Outro destaque do trimestre foi a assinatura, em 29 de março último, de uma carta de intenções, sem nenhum efeito vinculante, com a TRIP Linhas Aéreas, com o objetivo de identificar oportunidades para o fortalecimento e a expansão dos negócios por meio do desenvolvimento de uma aliança estratégica complementar ao acordo de codeshare (compartilhamento de código de voo) já existente entre as duas companhias. Nos termos da carta de intenções, a TAM poderá adquirir, ao final das negociações, uma participação minoritária no capital social da TRIP, representativa de 31% do seu capital social total, sendo 25% do seu capital social votante, e o restante em ações preferenciais.

Com esse acordo, a TAM procura capturar o crescimento do mercado e ter uma exposição mais significativa nas rotas de e para cidades de média densidade. Os voos atuais da TAM e da TRIP, em sua grande maioria, são complementares. A melhoria da conectividade poderá gerar um fluxo de passageiros ainda maior para as duas companhias.

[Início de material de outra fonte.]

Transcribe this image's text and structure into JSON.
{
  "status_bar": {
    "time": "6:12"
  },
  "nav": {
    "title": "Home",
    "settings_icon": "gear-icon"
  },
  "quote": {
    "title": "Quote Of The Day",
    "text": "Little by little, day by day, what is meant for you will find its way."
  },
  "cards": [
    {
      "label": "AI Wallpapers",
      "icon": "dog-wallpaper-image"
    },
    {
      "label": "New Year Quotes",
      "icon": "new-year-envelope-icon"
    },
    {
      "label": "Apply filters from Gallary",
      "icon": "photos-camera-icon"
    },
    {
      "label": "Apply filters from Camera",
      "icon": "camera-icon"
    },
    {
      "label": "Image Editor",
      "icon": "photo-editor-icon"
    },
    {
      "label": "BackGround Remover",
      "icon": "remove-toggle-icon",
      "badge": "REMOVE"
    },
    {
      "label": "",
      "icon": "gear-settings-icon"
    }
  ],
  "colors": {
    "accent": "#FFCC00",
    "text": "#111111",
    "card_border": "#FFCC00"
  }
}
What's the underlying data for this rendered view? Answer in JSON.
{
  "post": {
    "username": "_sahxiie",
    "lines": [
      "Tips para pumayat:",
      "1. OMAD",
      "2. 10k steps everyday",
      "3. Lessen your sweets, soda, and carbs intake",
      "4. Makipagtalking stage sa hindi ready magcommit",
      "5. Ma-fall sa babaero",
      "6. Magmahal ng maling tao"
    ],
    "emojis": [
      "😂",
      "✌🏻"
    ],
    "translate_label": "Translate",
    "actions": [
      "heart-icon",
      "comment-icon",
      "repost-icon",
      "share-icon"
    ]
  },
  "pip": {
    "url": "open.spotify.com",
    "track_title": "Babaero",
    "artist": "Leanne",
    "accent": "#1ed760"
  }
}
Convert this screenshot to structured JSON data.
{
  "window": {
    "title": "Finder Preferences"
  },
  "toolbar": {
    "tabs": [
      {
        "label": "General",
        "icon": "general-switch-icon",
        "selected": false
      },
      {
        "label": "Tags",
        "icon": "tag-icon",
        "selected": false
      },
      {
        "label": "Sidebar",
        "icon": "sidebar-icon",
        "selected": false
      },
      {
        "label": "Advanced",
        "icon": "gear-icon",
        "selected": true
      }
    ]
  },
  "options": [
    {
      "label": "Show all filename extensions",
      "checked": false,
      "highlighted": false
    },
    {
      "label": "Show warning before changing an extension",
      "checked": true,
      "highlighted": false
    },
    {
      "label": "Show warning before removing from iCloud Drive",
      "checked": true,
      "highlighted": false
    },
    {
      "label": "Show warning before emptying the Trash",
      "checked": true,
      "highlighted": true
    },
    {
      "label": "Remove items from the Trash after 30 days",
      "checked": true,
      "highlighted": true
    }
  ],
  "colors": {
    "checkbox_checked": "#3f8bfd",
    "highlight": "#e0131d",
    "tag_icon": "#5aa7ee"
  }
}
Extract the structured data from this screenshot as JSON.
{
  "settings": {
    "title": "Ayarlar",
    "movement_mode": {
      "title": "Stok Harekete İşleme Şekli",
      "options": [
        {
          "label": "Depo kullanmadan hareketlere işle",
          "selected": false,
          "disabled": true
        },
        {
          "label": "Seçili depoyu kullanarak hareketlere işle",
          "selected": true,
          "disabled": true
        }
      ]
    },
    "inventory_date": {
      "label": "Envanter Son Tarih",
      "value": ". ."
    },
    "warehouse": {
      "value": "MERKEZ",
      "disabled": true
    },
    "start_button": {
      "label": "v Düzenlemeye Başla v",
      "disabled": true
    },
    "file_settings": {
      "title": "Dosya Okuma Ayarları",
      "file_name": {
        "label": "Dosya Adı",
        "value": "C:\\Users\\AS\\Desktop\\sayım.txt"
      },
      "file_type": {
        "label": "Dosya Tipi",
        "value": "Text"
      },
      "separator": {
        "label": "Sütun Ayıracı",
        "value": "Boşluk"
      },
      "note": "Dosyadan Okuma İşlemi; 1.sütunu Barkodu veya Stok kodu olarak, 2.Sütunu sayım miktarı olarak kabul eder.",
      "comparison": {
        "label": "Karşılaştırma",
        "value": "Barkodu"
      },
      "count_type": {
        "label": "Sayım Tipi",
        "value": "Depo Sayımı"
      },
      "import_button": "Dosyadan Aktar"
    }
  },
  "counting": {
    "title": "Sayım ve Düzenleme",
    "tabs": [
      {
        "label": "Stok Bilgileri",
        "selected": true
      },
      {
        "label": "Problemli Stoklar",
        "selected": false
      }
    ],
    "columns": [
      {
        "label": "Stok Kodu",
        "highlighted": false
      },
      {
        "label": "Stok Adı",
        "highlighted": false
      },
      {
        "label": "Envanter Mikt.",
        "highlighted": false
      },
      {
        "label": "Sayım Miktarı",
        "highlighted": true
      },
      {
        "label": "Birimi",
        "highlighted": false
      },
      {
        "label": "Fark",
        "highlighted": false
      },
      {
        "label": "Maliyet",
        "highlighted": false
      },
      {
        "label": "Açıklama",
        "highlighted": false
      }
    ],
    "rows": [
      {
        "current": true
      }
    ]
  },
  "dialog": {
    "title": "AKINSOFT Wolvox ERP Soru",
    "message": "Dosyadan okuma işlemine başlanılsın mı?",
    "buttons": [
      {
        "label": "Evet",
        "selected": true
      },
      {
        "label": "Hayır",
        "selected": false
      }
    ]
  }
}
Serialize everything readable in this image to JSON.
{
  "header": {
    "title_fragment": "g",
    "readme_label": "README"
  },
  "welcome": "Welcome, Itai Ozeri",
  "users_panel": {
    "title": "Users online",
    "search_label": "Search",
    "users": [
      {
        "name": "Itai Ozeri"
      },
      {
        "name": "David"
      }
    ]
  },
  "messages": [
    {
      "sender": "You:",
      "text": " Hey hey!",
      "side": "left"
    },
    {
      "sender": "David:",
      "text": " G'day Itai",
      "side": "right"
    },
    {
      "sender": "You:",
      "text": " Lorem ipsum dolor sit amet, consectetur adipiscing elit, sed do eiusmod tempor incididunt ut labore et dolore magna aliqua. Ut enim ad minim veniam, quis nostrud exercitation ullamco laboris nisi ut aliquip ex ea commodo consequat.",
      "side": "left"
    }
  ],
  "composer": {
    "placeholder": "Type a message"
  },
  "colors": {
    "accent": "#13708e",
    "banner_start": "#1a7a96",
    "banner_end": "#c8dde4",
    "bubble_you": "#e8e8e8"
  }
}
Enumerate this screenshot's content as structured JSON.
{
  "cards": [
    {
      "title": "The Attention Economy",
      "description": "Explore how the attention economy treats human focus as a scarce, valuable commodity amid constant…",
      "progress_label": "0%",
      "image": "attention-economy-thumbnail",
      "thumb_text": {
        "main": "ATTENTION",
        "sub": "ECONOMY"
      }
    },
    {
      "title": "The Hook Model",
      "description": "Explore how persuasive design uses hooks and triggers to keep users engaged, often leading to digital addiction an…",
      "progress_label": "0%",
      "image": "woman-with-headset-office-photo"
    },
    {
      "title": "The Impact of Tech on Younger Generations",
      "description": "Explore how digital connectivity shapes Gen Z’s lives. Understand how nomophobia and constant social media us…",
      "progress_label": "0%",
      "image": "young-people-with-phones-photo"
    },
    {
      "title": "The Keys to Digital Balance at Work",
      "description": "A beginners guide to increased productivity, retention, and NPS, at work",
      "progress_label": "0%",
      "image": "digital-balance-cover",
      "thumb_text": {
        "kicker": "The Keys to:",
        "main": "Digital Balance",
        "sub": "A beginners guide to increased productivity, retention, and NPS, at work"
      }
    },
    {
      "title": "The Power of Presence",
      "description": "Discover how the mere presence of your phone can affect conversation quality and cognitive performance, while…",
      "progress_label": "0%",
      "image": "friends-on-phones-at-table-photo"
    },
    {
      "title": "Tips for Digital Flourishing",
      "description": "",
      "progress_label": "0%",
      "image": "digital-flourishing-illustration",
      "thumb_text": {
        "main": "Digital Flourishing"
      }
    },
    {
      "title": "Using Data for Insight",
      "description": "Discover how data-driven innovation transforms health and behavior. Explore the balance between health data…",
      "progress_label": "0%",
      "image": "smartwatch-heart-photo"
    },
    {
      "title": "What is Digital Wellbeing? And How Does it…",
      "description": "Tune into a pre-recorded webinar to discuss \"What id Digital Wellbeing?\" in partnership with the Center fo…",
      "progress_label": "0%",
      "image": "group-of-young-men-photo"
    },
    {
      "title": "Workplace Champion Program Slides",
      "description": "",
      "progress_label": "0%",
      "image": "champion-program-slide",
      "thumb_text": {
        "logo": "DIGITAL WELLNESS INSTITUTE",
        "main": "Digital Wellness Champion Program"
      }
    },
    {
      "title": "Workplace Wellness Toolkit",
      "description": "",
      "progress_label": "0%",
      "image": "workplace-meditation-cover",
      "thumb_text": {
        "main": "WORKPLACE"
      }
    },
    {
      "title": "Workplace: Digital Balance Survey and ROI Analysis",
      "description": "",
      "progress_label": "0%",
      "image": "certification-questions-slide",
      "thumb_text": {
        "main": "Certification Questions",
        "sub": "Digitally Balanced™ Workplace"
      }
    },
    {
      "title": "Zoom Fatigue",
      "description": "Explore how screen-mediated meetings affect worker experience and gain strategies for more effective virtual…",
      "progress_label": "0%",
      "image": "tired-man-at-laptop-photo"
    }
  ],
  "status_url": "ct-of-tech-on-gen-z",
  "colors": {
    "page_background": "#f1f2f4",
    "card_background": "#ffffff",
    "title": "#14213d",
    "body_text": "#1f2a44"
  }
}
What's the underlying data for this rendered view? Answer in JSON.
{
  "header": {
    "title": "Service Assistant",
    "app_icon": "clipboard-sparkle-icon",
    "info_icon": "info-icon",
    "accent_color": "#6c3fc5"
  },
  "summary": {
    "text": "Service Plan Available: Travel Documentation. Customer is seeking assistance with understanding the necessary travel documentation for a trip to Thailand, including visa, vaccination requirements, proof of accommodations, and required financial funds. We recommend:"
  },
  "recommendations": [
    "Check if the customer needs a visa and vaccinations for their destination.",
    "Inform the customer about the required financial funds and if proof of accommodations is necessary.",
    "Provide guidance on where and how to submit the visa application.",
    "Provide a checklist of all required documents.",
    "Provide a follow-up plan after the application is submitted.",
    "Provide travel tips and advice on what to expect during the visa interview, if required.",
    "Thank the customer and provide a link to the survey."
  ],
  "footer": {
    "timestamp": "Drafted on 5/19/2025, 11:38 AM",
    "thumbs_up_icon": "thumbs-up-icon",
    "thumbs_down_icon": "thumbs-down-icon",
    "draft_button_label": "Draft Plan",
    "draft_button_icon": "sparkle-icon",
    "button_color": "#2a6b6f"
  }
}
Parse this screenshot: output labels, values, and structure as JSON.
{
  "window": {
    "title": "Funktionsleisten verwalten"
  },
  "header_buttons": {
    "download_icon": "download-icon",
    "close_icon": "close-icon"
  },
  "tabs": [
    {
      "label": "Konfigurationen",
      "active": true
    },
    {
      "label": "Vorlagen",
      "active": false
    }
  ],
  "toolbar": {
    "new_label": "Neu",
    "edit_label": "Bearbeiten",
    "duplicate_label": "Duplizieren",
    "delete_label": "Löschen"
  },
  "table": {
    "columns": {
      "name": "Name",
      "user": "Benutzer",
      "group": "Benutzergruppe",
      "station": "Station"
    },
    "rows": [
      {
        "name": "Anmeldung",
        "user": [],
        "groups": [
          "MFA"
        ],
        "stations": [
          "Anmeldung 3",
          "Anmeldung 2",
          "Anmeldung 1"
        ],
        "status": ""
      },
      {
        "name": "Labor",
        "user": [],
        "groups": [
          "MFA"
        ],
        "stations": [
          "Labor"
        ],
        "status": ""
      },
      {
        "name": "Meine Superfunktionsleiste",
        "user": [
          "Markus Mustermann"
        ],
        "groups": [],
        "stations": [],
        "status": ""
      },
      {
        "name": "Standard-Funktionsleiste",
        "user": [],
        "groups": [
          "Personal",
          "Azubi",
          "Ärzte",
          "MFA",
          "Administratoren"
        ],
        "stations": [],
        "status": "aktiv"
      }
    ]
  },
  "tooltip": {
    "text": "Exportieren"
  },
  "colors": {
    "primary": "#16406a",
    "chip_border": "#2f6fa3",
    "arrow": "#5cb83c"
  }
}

Nas operações internacionais, as receitas com passageiros cresceram 5,6% no primeiro trimestre, para R$ 861,6 milhões, sempre na comparação anual, e o número de passageiros pagantes aumentou 14,2%, para 1,4 milhão. A TAM tem registrado demanda alta e consistente no mercado internacional, estimulada pelo fortalecimento do real principalmente no primeiro trimestre, cujo movimento é composto basicamente por passageiros que viajam a lazer, resultando em altas taxas de ocupação.



A demanda (RPK) cresceu 16,3% e, combinada com aumento da oferta (ASK) em 11,9%, elevou o load factor em 3 pontos percentuais, para 79,6%. Já o yield teve uma redução de 9,2%, para 14,8 centavos de real. Em dólar, a diminuição foi de 1,8%, para 8,9 centavos de dólar.

No segmento de cargas, houve recuo de 0,3% na receita, que somou R$ 255,1 milhões. De acordo com a TAM, "o desempenho foi resultado do aumento de 1,9% na receita doméstica combinada à redução de 2,1% na receita internacional, influenciado pela apreciação do real em 7,5%, quando comparamos a média da taxa de câmbio dos períodos".

Outras fontes de receita aumentaram 126,1% na comparação do primeiro trimestres de 2011 e com o mesmo período de 2010, atingindo R$ 542,8 milhões, devido principalmente à criação da Multiplus, que teve um crescimento em sua receita de 456,6% no período.